Symphony RetailAI’s space planning solutions are enhanced through the advanced VR technology of InContext Solutions’ ShopperMX platform, enabling retailers to streamline the space planning process and drive more effective use of physical store real estate. The resulting outcome is 5-10% improvement in category performance.
The most significant improvements to traditional store planning processes include:
- Accuracy – AI-enabled shelf scores provide a highly optimized cluster or store specific assortment and arrangement that has been validated by shoppers.
- Cost – Digital prototyping is much more cost effective than physical sets and traditional shopper testing, all planning activities happen in a virtual environment that can be built, reconstructed and manipulated at any time - substantially reducing costs.

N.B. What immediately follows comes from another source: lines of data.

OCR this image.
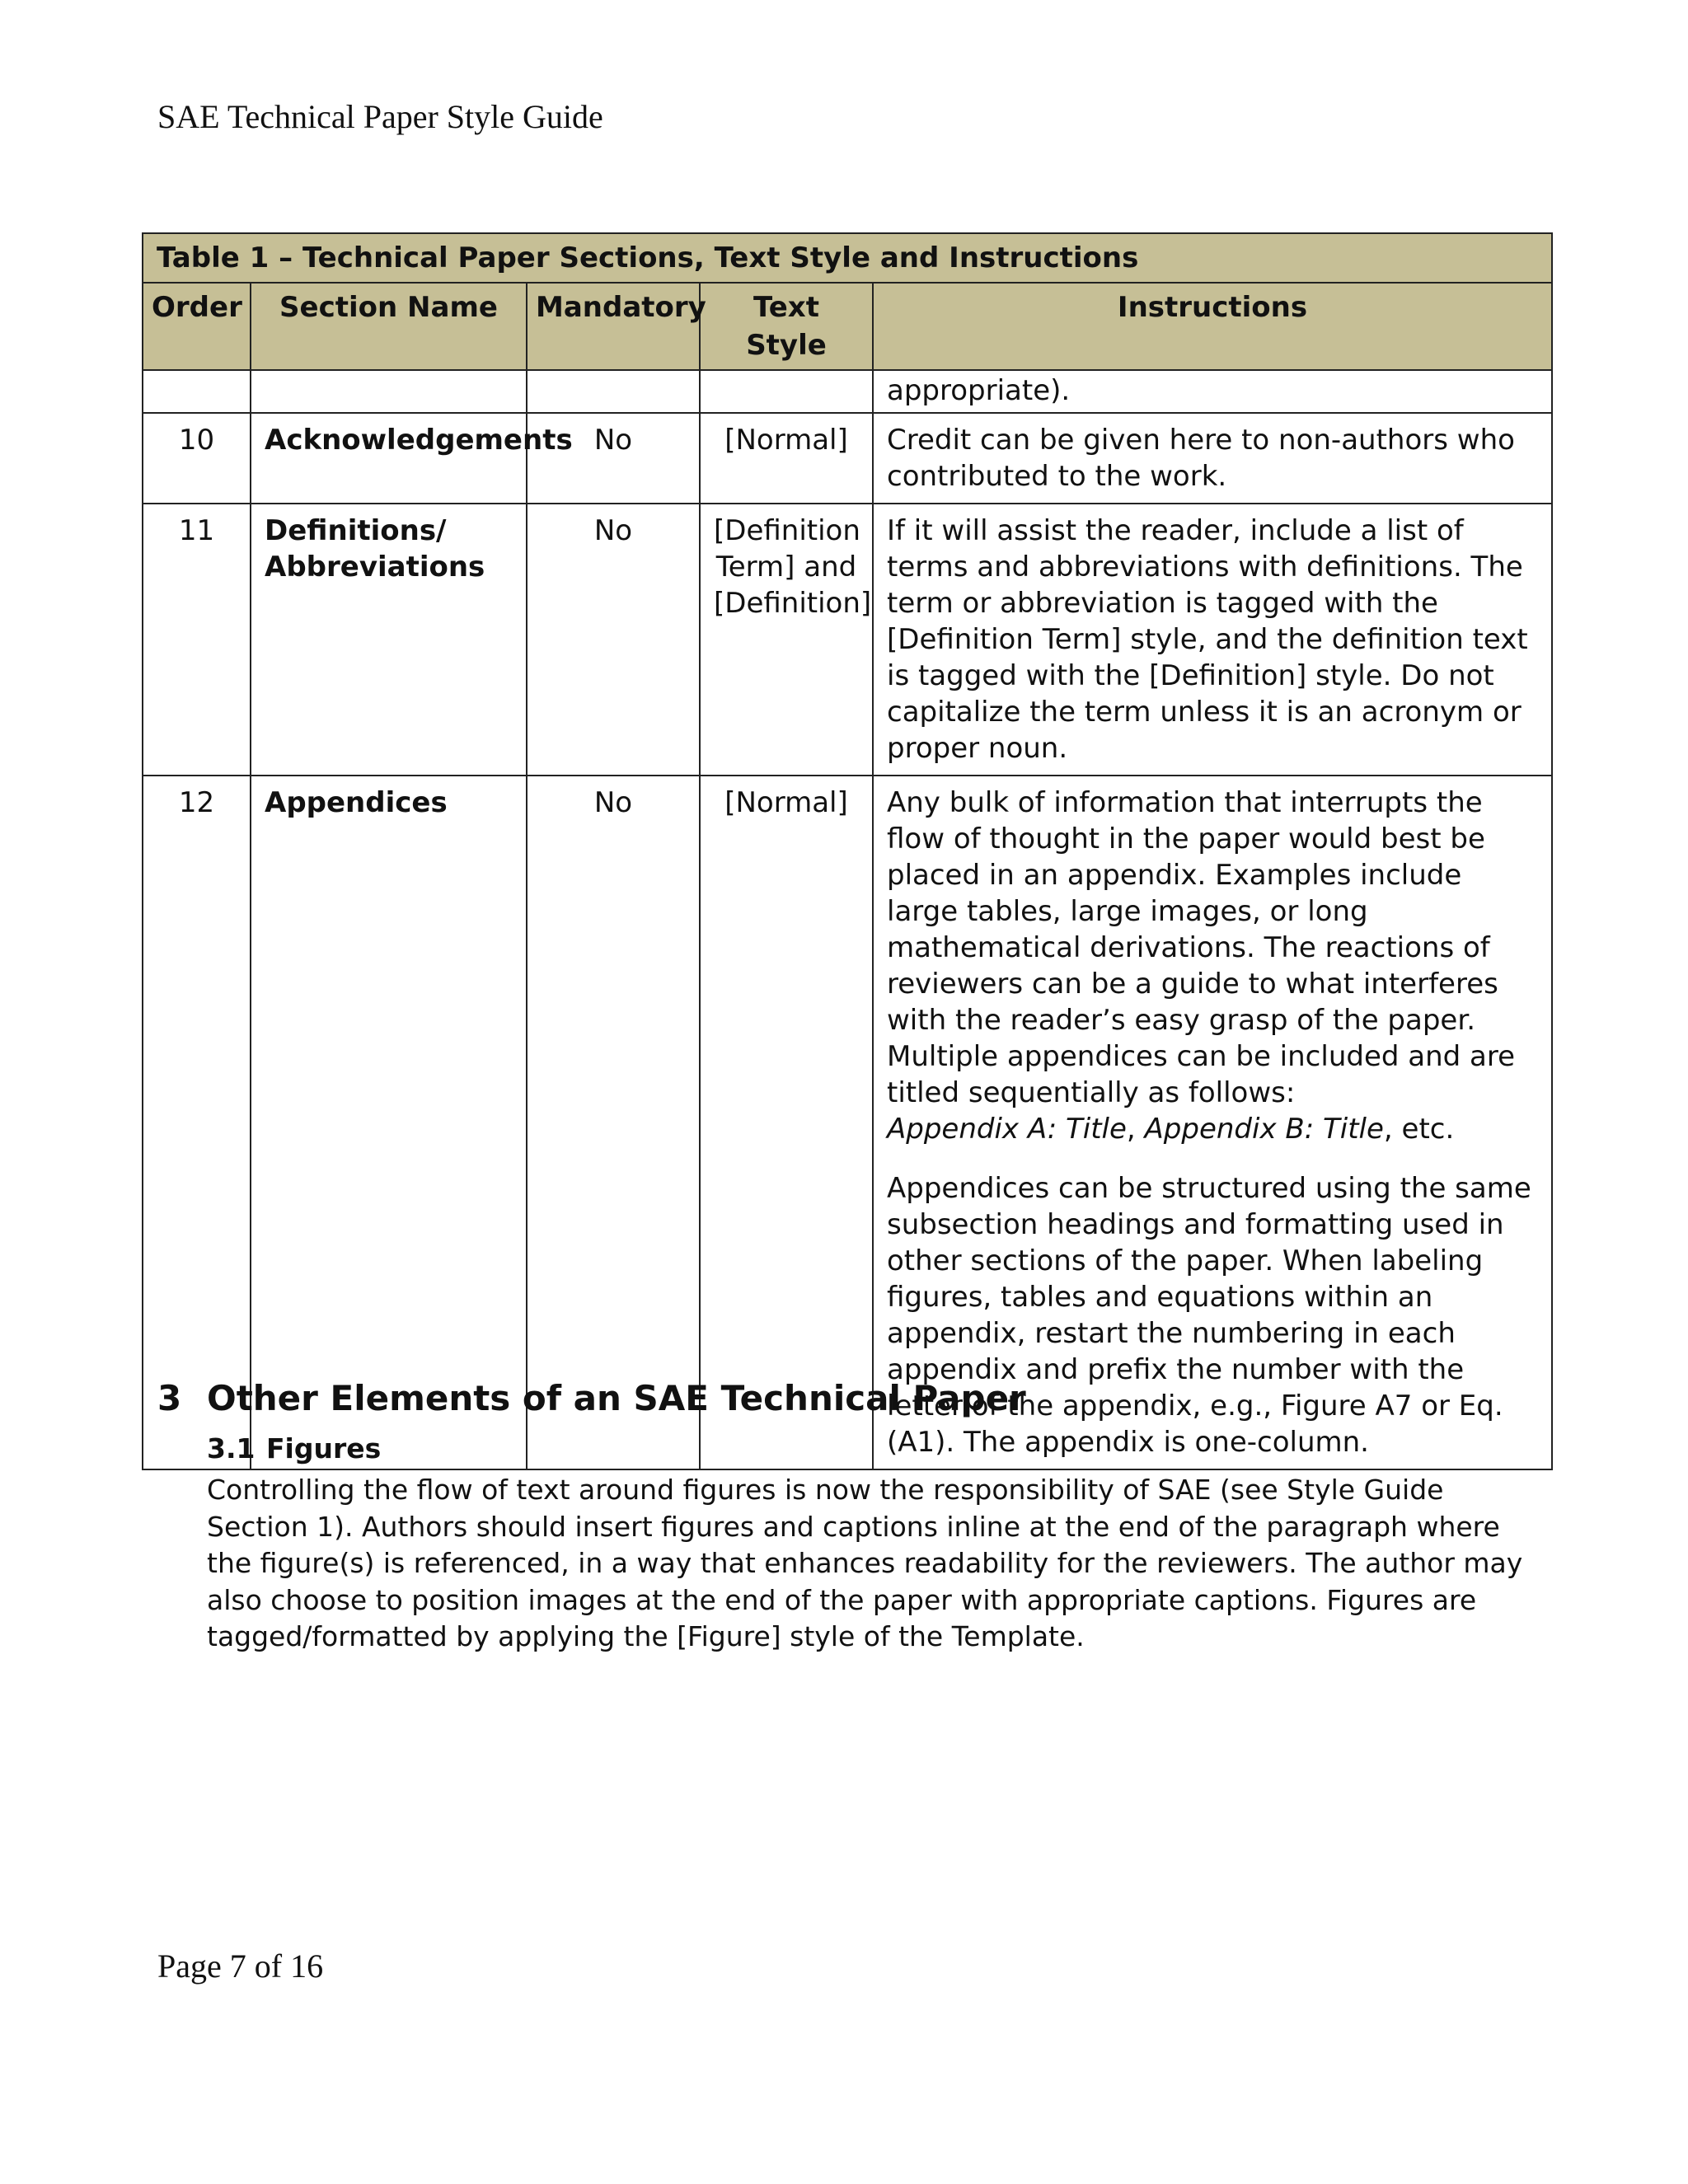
SAE Technical Paper Style Guide
Table 1 – Technical Paper Sections, Text Style and Instructions				
Order	Section Name	Mandatory	Text Style	Instructions
				appropriate).
10	Acknowledgements	No	[Normal]	Credit can be given here to non-authors who contributed to the work.
11	Definitions/ Abbreviations	No	[Definition Term] and [Definition]	If it will assist the reader, include a list of terms and abbreviations with definitions. The term or abbreviation is tagged with the [Definition Term] style, and the definition text is tagged with the [Definition] style. Do not capitalize the term unless it is an acronym or proper noun.
12	Appendices	No	[Normal]	Any bulk of information that interrupts the flow of thought in the paper would best be placed in an appendix. Examples include large tables, large images, or long mathematical derivations. The reactions of reviewers can be a guide to what interferes with the reader’s easy grasp of the paper. Multiple appendices can be included and are titled sequentially as follows:
Appendix A: Title, Appendix B: Title, etc.
Appendices can be structured using the same subsection headings and formatting used in other sections of the paper. When labeling figures, tables and equations within an appendix, restart the numbering in each appendix and prefix the number with the letter of the appendix, e.g., Figure A7 or Eq. (A1). The appendix is one-column.
3 Other Elements of an SAE Technical Paper
3.1 Figures
Controlling the flow of text around figures is now the responsibility of SAE (see Style Guide Section 1). Authors should insert figures and captions inline at the end of the paragraph where the figure(s) is referenced, in a way that enhances readability for the reviewers. The author may also choose to position images at the end of the paper with appropriate captions. Figures are tagged/formatted by applying the [Figure] style of the Template.
Page 7 of 16
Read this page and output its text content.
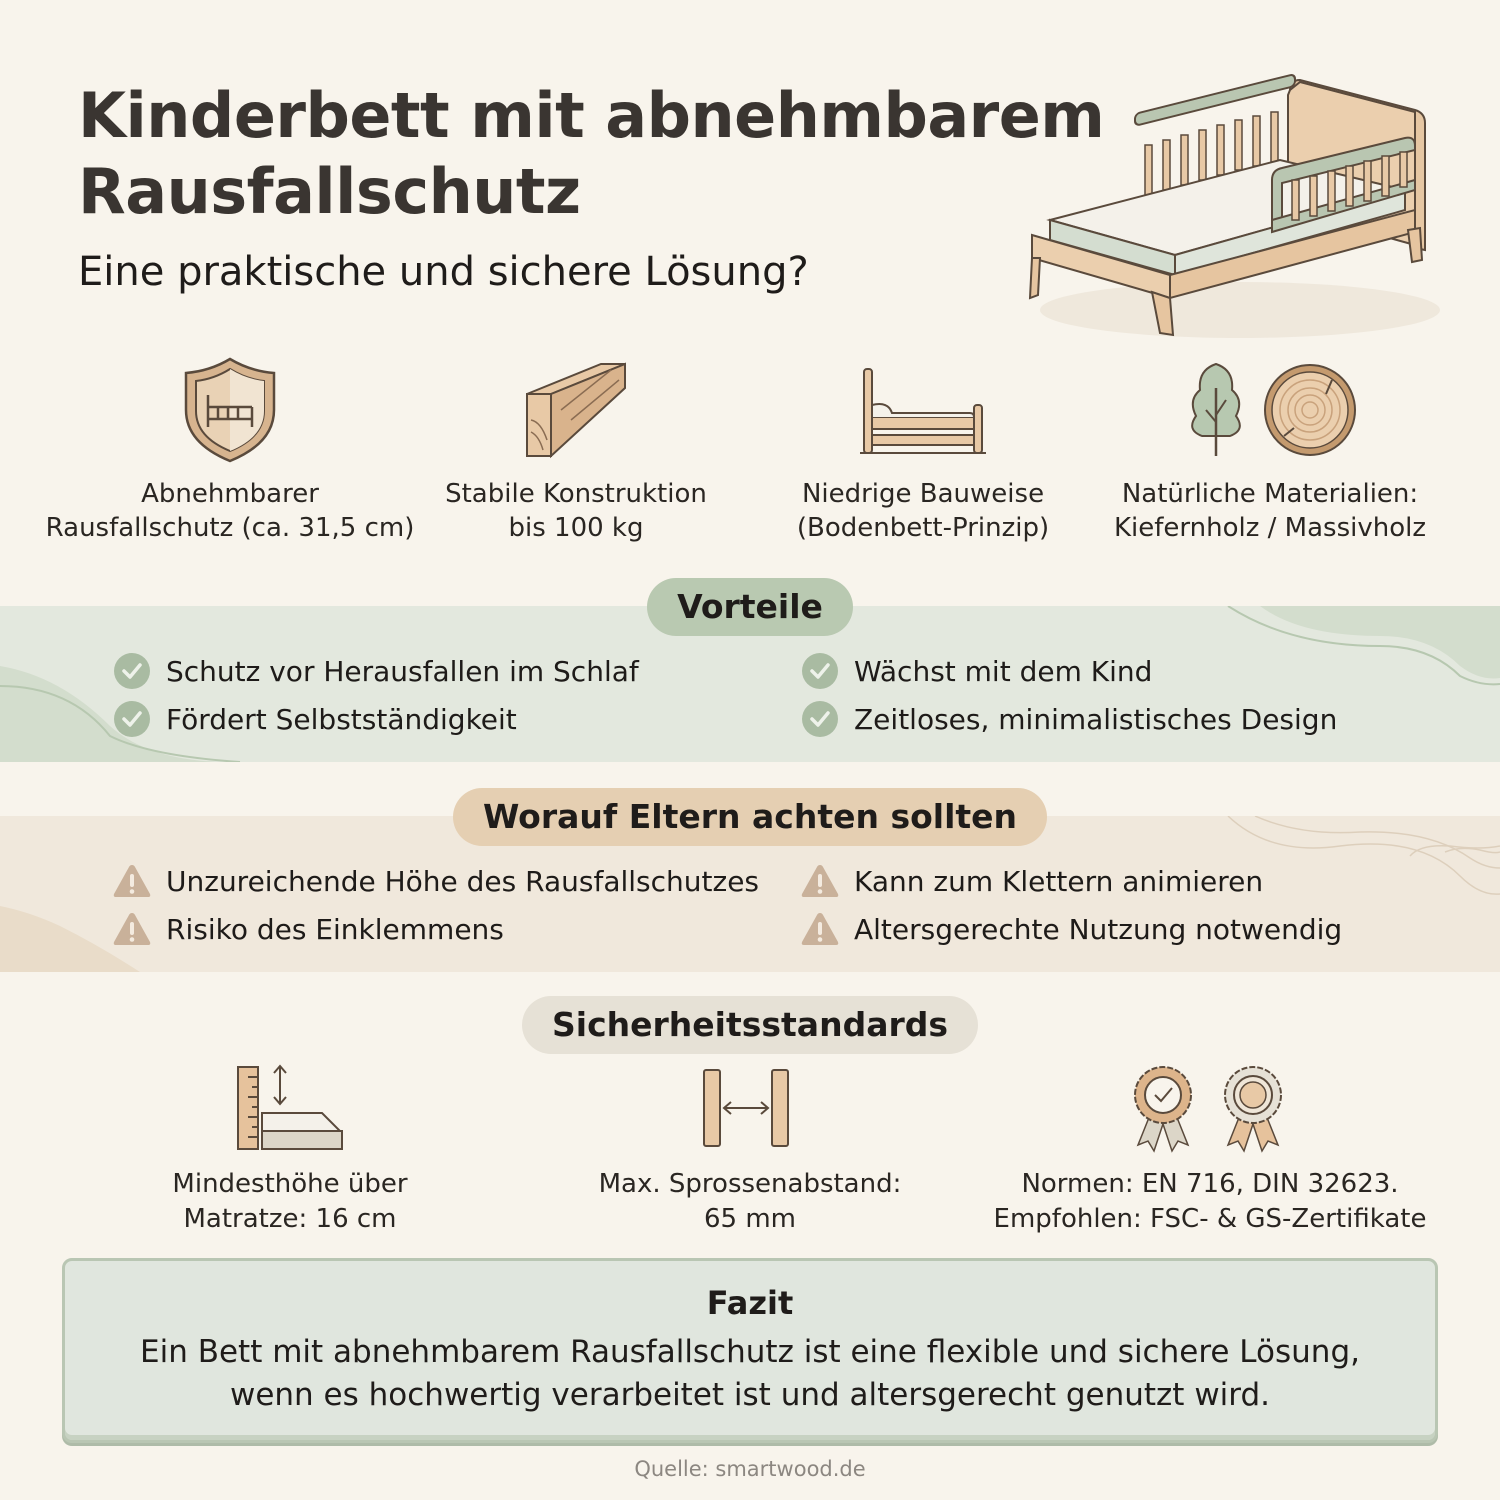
Kinderbett mit abnehmbarem
Rausfallschutz
Eine praktische und sichere Lösung?
Abnehmbarer
Rausfallschutz (ca. 31,5 cm)
Stabile Konstruktion
bis 100 kg
Niedrige Bauweise
(Bodenbett-Prinzip)
Natürliche Materialien:
Kiefernholz / Massivholz
Vorteile
Schutz vor Herausfallen im Schlaf
Fördert Selbstständigkeit
Wächst mit dem Kind
Zeitloses, minimalistisches Design
Worauf Eltern achten sollten
Unzureichende Höhe des Rausfallschutzes
Risiko des Einklemmens
Kann zum Klettern animieren
Altersgerechte Nutzung notwendig
Sicherheitsstandards
Mindesthöhe über
Matratze: 16 cm
Max. Sprossenabstand:
65 mm
Normen: EN 716, DIN 32623.
Empfohlen: FSC- & GS-Zertifikate
Fazit
Ein Bett mit abnehmbarem Rausfallschutz ist eine flexible und sichere Lösung,
wenn es hochwertig verarbeitet ist und altersgerecht genutzt wird.
Quelle: smartwood.de
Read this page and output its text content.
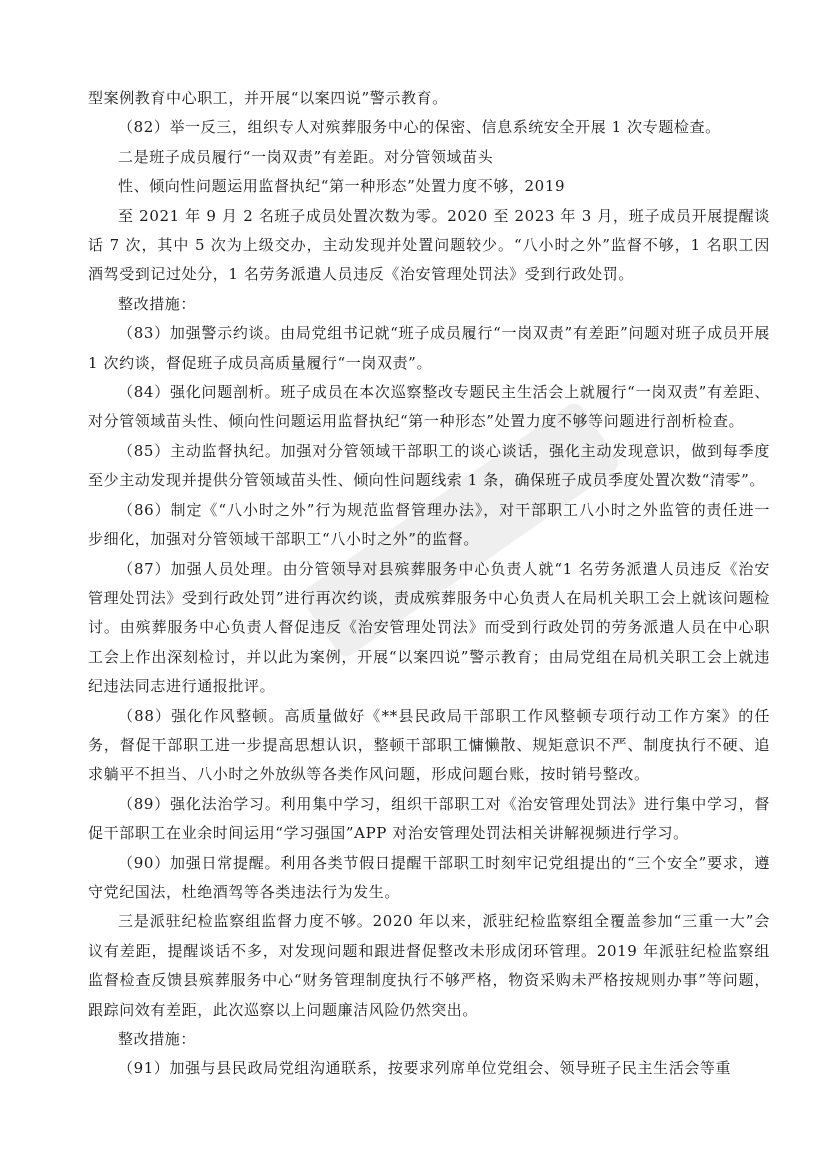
型案例教育中心职工，并开展“以案四说”警示教育。

（82）举一反三，组织专人对殡葬服务中心的保密、信息系统安全开展 1 次专题检查。

二是班子成员履行“一岗双责”有差距。对分管领域苗头

性、倾向性问题运用监督执纪“第一种形态”处置力度不够，2019

至 2021 年 9 月 2 名班子成员处置次数为零。2020 至 2023 年 3 月，班子成员开展提醒谈话 7 次，其中 5 次为上级交办，主动发现并处置问题较少。“八小时之外”监督不够，1 名职工因酒驾受到记过处分，1 名劳务派遣人员违反《治安管理处罚法》受到行政处罚。

整改措施：

（83）加强警示约谈。由局党组书记就“班子成员履行“一岗双责”有差距”问题对班子成员开展 1 次约谈，督促班子成员高质量履行“一岗双责”。

（84）强化问题剖析。班子成员在本次巡察整改专题民主生活会上就履行“一岗双责”有差距、对分管领域苗头性、倾向性问题运用监督执纪“第一种形态”处置力度不够等问题进行剖析检查。

（85）主动监督执纪。加强对分管领域干部职工的谈心谈话，强化主动发现意识，做到每季度至少主动发现并提供分管领域苗头性、倾向性问题线索 1 条，确保班子成员季度处置次数“清零”。

（86）制定《“八小时之外”行为规范监督管理办法》，对干部职工八小时之外监管的责任进一步细化，加强对分管领域干部职工“八小时之外”的监督。

（87）加强人员处理。由分管领导对县殡葬服务中心负责人就“1 名劳务派遣人员违反《治安管理处罚法》受到行政处罚”进行再次约谈，责成殡葬服务中心负责人在局机关职工会上就该问题检讨。由殡葬服务中心负责人督促违反《治安管理处罚法》而受到行政处罚的劳务派遣人员在中心职工会上作出深刻检讨，并以此为案例，开展“以案四说”警示教育；由局党组在局机关职工会上就违纪违法同志进行通报批评。

（88）强化作风整顿。高质量做好《**县民政局干部职工作风整顿专项行动工作方案》的任务，督促干部职工进一步提高思想认识，整顿干部职工慵懒散、规矩意识不严、制度执行不硬、追求躺平不担当、八小时之外放纵等各类作风问题，形成问题台账，按时销号整改。

（89）强化法治学习。利用集中学习，组织干部职工对《治安管理处罚法》进行集中学习，督促干部职工在业余时间运用“学习强国”APP 对治安管理处罚法相关讲解视频进行学习。

（90）加强日常提醒。利用各类节假日提醒干部职工时刻牢记党组提出的“三个安全”要求，遵守党纪国法，杜绝酒驾等各类违法行为发生。

三是派驻纪检监察组监督力度不够。2020 年以来，派驻纪检监察组全覆盖参加“三重一大”会议有差距，提醒谈话不多，对发现问题和跟进督促整改未形成闭环管理。2019 年派驻纪检监察组监督检查反馈县殡葬服务中心“财务管理制度执行不够严格，物资采购未严格按规则办事”等问题，跟踪问效有差距，此次巡察以上问题廉洁风险仍然突出。

整改措施：

（91）加强与县民政局党组沟通联系，按要求列席单位党组会、领导班子民主生活会等重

- Speed – Real-time predictive analytics and shopper validation reduce the time and cost of traditional research or in market testing.
“Historically, retailers have found investment in store-layout optimization to be prohibitively expensive,” said Pallab Chatterjee, Symphony RetailAI CEO. “However, by virtualizing the process of category- and store-planogram design and testing, Symphony RetailAI and InContext Solutions are able to help retailers create agile store layouts that keep pace with rapidly changing market conditions. In addition to saving time and money building new store environments, retailers see instant and measurable impact through improved category growth and customer outcomes, visualized by easy-to-use overlay analytics on performance.”
Through this partnership, optimized planograms developed using Symphony RetailAI Store Planning and Optimization are integrated with InContext Solutions’ ShopperMX 3D Content & Curation platform to make multi-user virtual reality testing possible. By creating a unified feedback loop between the AI-enabled planning solution and VR testing process, users can refine the planogram before updates are made to physical stores – increasing speed and reducing costs.
Machine learning is used to optimize trade promotion spend and model new layouts with virtual simulation testing, said David Rich, InContext Solutions executive chairman and CEO. This scenario presents efficiency and confidence for retailers when it comes to incremental resets or significant format redesigns that impact category and store profit, Rich said.